• Poster presentation
• Open Access

• Published: 8 July 2013

Models of the integrate-and-fire type have been widely used in the study of neural systems [1]. Usually, they consist of an evolution equation for the neuron's membrane voltage, complemented by a fire-and-reset rule that is applied once a voltage threshold is crossed. This minimalist description has allowed impressive analytical insights, for instance into neuronal information transmission properties [2], the effect of input correlations [3], or the dynamics of whole networks [4]. Further, it can be readily extended to include more complex behavior, such as spike-frequency-adaptation [5], which can then be studied in a well-understood setting.

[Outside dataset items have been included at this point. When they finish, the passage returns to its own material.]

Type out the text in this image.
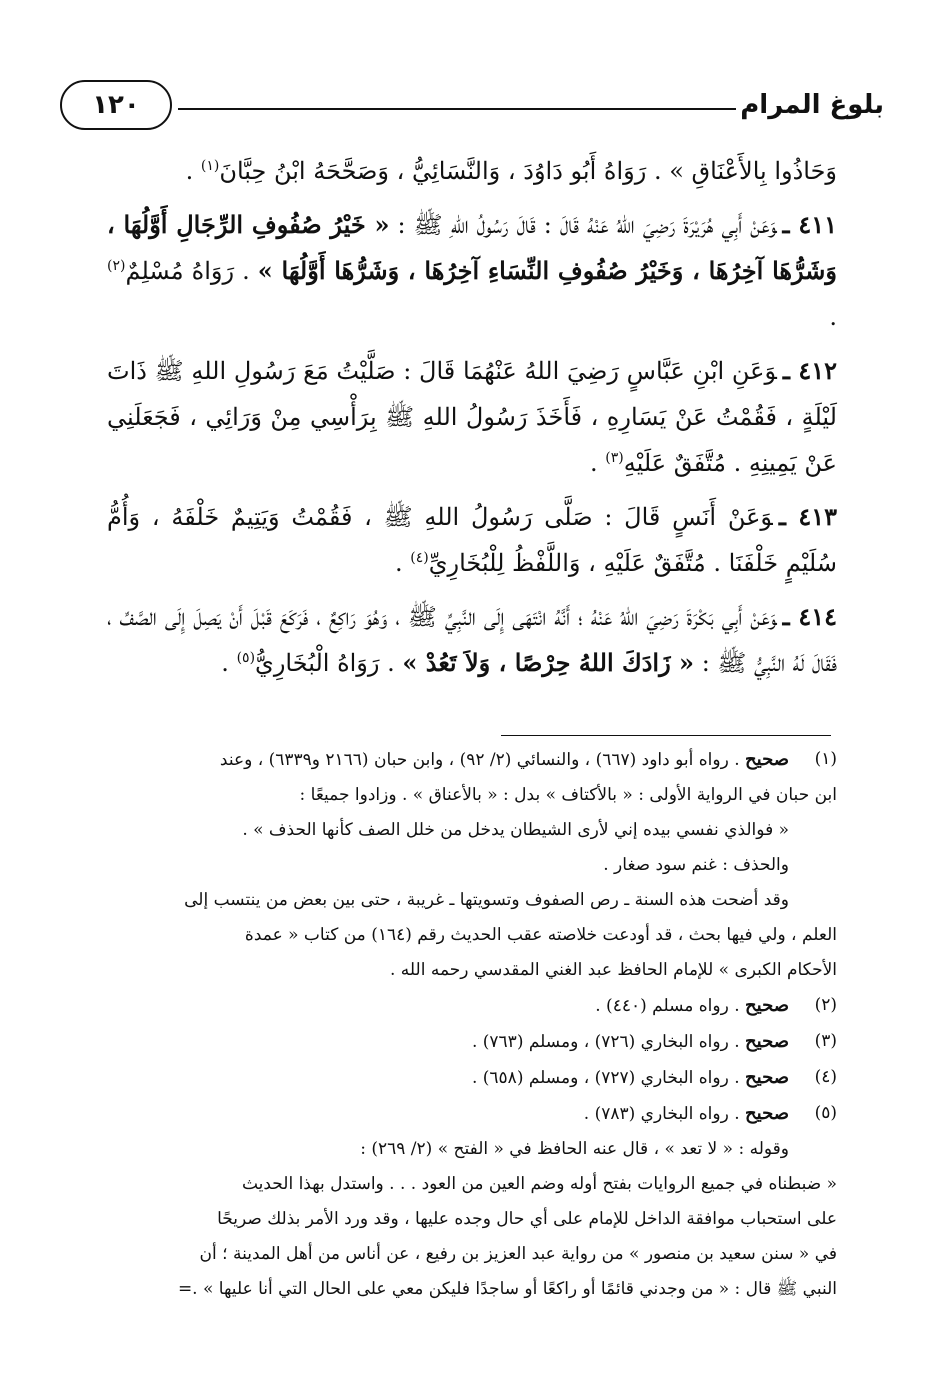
بلوغ المرام
١٢٠

وَحَاذُوا بِالأَعْنَاقِ » . رَوَاهُ أَبُو دَاوُدَ ، وَالنَّسَائِيُّ ، وَصَحَّحَهُ ابْنُ حِبَّانَ$^{(١)}$ .

٤١١ ـوَعَنْ أَبِي هُرَيْرَةَ رَضِيَ اللهُ عَنْهُ قَالَ : قَالَ رَسُولُ اللهِ ﷺ : « خَيْرُ صُفُوفِ الرِّجَالِ أَوَّلُهَا ، وَشَرُّهَا آخِرُهَا ، وَخَيْرُ صُفُوفِ النِّسَاءِ آخِرُهَا ، وَشَرُّهَا أَوَّلُهَا » . رَوَاهُ مُسْلِمٌ$^{(٢)}$ .

٤١٢ ـوَعَنِ ابْنِ عَبَّاسٍ رَضِيَ اللهُ عَنْهُمَا قَالَ : صَلَّيْتُ مَعَ رَسُولِ اللهِ ﷺ ذَاتَ لَيْلَةٍ ، فَقُمْتُ عَنْ يَسَارِهِ ، فَأَخَذَ رَسُولُ اللهِ ﷺ بِرَأْسِي مِنْ وَرَائِي ، فَجَعَلَنِي عَنْ يَمِينِهِ . مُتَّفَقٌ عَلَيْهِ$^{(٣)}$ .

٤١٣ ـوَعَنْ أَنَسٍ قَالَ : صَلَّى رَسُولُ اللهِ ﷺ ، فَقُمْتُ وَيَتِيمٌ خَلْفَهُ ، وَأُمُّ سُلَيْمٍ خَلْفَنَا . مُتَّفَقٌ عَلَيْهِ ، وَاللَّفْظُ لِلْبُخَارِيِّ$^{(٤)}$ .

٤١٤ ـوَعَنْ أَبِي بَكْرَةَ رَضِيَ اللهُ عَنْهُ ؛ أَنَّهُ انْتَهَى إِلَى النَّبِيِّ ﷺ ، وَهُوَ رَاكِعٌ ، فَرَكَعَ قَبْلَ أَنْ يَصِلَ إِلَى الصَّفِّ ، فَقَالَ لَهُ النَّبِيُّ ﷺ : « زَادَكَ اللهُ حِرْصًا ، وَلاَ تَعُدْ » . رَوَاهُ الْبُخَارِيُّ$^{(٥)}$ .

(١)
صحيح . رواه أبو داود (٦٦٧) ، والنسائي (٢/ ٩٢) ، وابن حبان (٢١٦٦ و٦٣٣٩) ، وعند
ابن حبان في الرواية الأولى : « بالأكتاف » بدل : « بالأعناق » . وزادوا جميعًا :
« فوالذي نفسي بيده إني لأرى الشيطان يدخل من خلل الصف كأنها الحذف » .
والحذف : غنم سود صغار .
وقد أضحت هذه السنة ـ رص الصفوف وتسويتها ـ غريبة ، حتى بين بعض من ينتسب إلى
العلم ، ولي فيها بحث ، قد أودعت خلاصته عقب الحديث رقم (١٦٤) من كتاب « عمدة
الأحكام الكبرى » للإمام الحافظ عبد الغني المقدسي رحمه الله .
(٢)
صحيح . رواه مسلم (٤٤٠) .
(٣)
صحيح . رواه البخاري (٧٢٦) ، ومسلم (٧٦٣) .
(٤)
صحيح . رواه البخاري (٧٢٧) ، ومسلم (٦٥٨) .
(٥)
صحيح . رواه البخاري (٧٨٣) .
وقوله : « لا تعد » ، قال عنه الحافظ في « الفتح » (٢/ ٢٦٩) :
« ضبطناه في جميع الروايات بفتح أوله وضم العين من العود . . . واستدل بهذا الحديث
على استحباب موافقة الداخل للإمام على أي حال وجده عليها ، وقد ورد الأمر بذلك صريحًا
في « سنن سعيد بن منصور » من رواية عبد العزيز بن رفيع ، عن أناس من أهل المدينة ؛ أن
النبي ﷺ قال : « من وجدني قائمًا أو راكعًا أو ساجدًا فليكن معي على الحال التي أنا عليها » .=
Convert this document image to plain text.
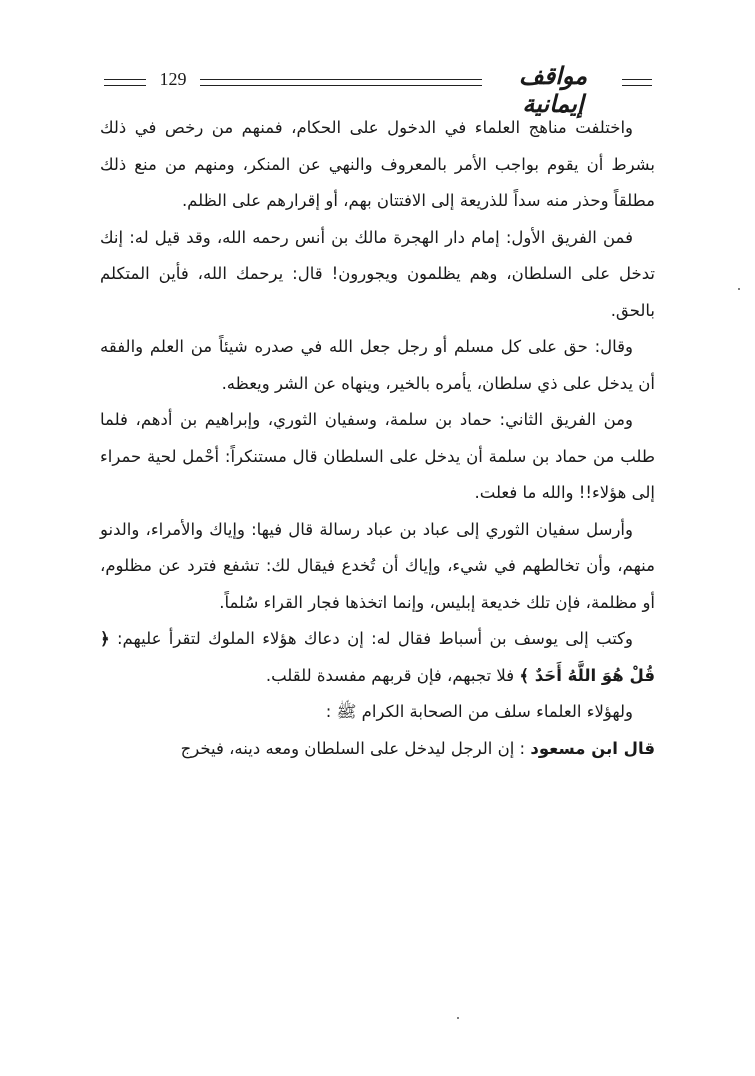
129	مواقف إيمانية

واختلفت مناهج العلماء في الدخول على الحكام، فمنهم من رخص في ذلك بشرط أن يقوم بواجب الأمر بالمعروف والنهي عن المنكر، ومنهم من منع ذلك مطلقاً وحذر منه سداً للذريعة إلى الافتتان بهم، أو إقرارهم على الظلم.

فمن الفريق الأول: إمام دار الهجرة مالك بن أنس رحمه الله، وقد قيل له: إنك تدخل على السلطان، وهم يظلمون ويجورون! قال: يرحمك الله، فأين المتكلم بالحق.

وقال: حق على كل مسلم أو رجل جعل الله في صدره شيئاً من العلم والفقه أن يدخل على ذي سلطان، يأمره بالخير، وينهاه عن الشر ويعظه.

ومن الفريق الثاني: حماد بن سلمة، وسفيان الثوري، وإبراهيم بن أدهم، فلما طلب من حماد بن سلمة أن يدخل على السلطان قال مستنكراً: أحْمل لحية حمراء إلى هؤلاء!! والله ما فعلت.

وأرسل سفيان الثوري إلى عباد بن عباد رسالة قال فيها: وإياك والأمراء، والدنو منهم، وأن تخالطهم في شيء، وإياك أن تُخدع فيقال لك: تشفع فترد عن مظلوم، أو مظلمة، فإن تلك خديعة إبليس، وإنما اتخذها فجار القراء سُلماً.

وكتب إلى يوسف بن أسباط فقال له: إن دعاك هؤلاء الملوك لتقرأ عليهم: ﴿ قُلْ هُوَ اللَّهُ أَحَدٌ ﴾ فلا تجبهم، فإن قربهم مفسدة للقلب.

ولهؤلاء العلماء سلف من الصحابة الكرام ﷺ :

قال ابن مسعود : إن الرجل ليدخل على السلطان ومعه دينه، فيخرج
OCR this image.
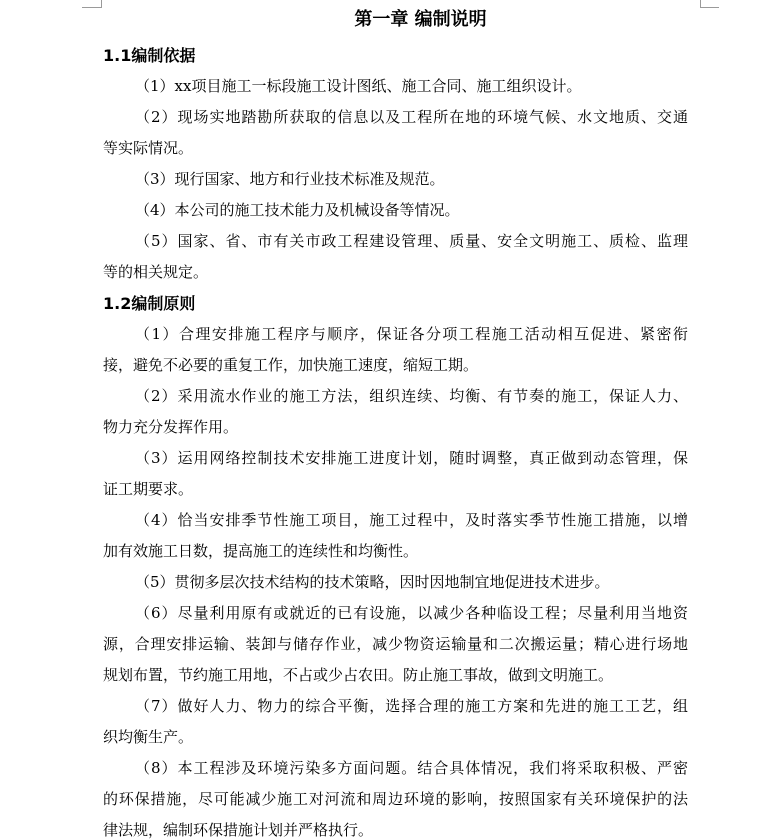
第一章 编制说明
1.1编制依据
（1）xx项目施工一标段施工设计图纸、施工合同、施工组织设计。
（2）现场实地踏勘所获取的信息以及工程所在地的环境气候、水文地质、交通
等实际情况。
（3）现行国家、地方和行业技术标准及规范。
（4）本公司的施工技术能力及机械设备等情况。
（5）国家、省、市有关市政工程建设管理、质量、安全文明施工、质检、监理
等的相关规定。
1.2编制原则
（1）合理安排施工程序与顺序，保证各分项工程施工活动相互促进、紧密衔
接，避免不必要的重复工作，加快施工速度，缩短工期。
（2）采用流水作业的施工方法，组织连续、均衡、有节奏的施工，保证人力、
物力充分发挥作用。
（3）运用网络控制技术安排施工进度计划，随时调整，真正做到动态管理，保
证工期要求。
（4）恰当安排季节性施工项目，施工过程中，及时落实季节性施工措施，以增
加有效施工日数，提高施工的连续性和均衡性。
（5）贯彻多层次技术结构的技术策略，因时因地制宜地促进技术进步。
（6）尽量利用原有或就近的已有设施，以减少各种临设工程；尽量利用当地资
源，合理安排运输、装卸与储存作业，减少物资运输量和二次搬运量；精心进行场地
规划布置，节约施工用地，不占或少占农田。防止施工事故，做到文明施工。
（7）做好人力、物力的综合平衡，选择合理的施工方案和先进的施工工艺，组
织均衡生产。
（8）本工程涉及环境污染多方面问题。结合具体情况，我们将采取积极、严密
的环保措施，尽可能减少施工对河流和周边环境的影响，按照国家有关环境保护的法
律法规，编制环保措施计划并严格执行。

The synaptic input to the neuron is usually modeled as a sequence of spikes with stochastic arrival times; mathematically speaking, it is a Poisson process where each event is a delta spike (shot noise). As such discrete input is notoriously difficult to treat analytically (but see [6]), many studies have employed the so called diffusion approximation, modeling the massive synaptic bombardment as Gaussian white noise.

Here, we consider a general integrate-and-fire neuron that is driven by dichotomous noise, i.e. input that switches stochastically between two levels (cf. Figure 1A, see [7] for a similar setup). Input of this kind is of interest because it is temporally correlated, in contrast to the white noise often used. Also, when switching rates are asymmetric, it converges to excitatory shot noise in the limit of small correlation time. Further, it can model the switching between up and down-states of presynaptic network activity, or bursting activity of a presynaptic neuron.

We derive analytical expressions for firing-rate, CV and the steady-state voltage distribution of this system and verify them by numerical simulation. Furthermore, we study the transmission of a weak signal through such a neuron.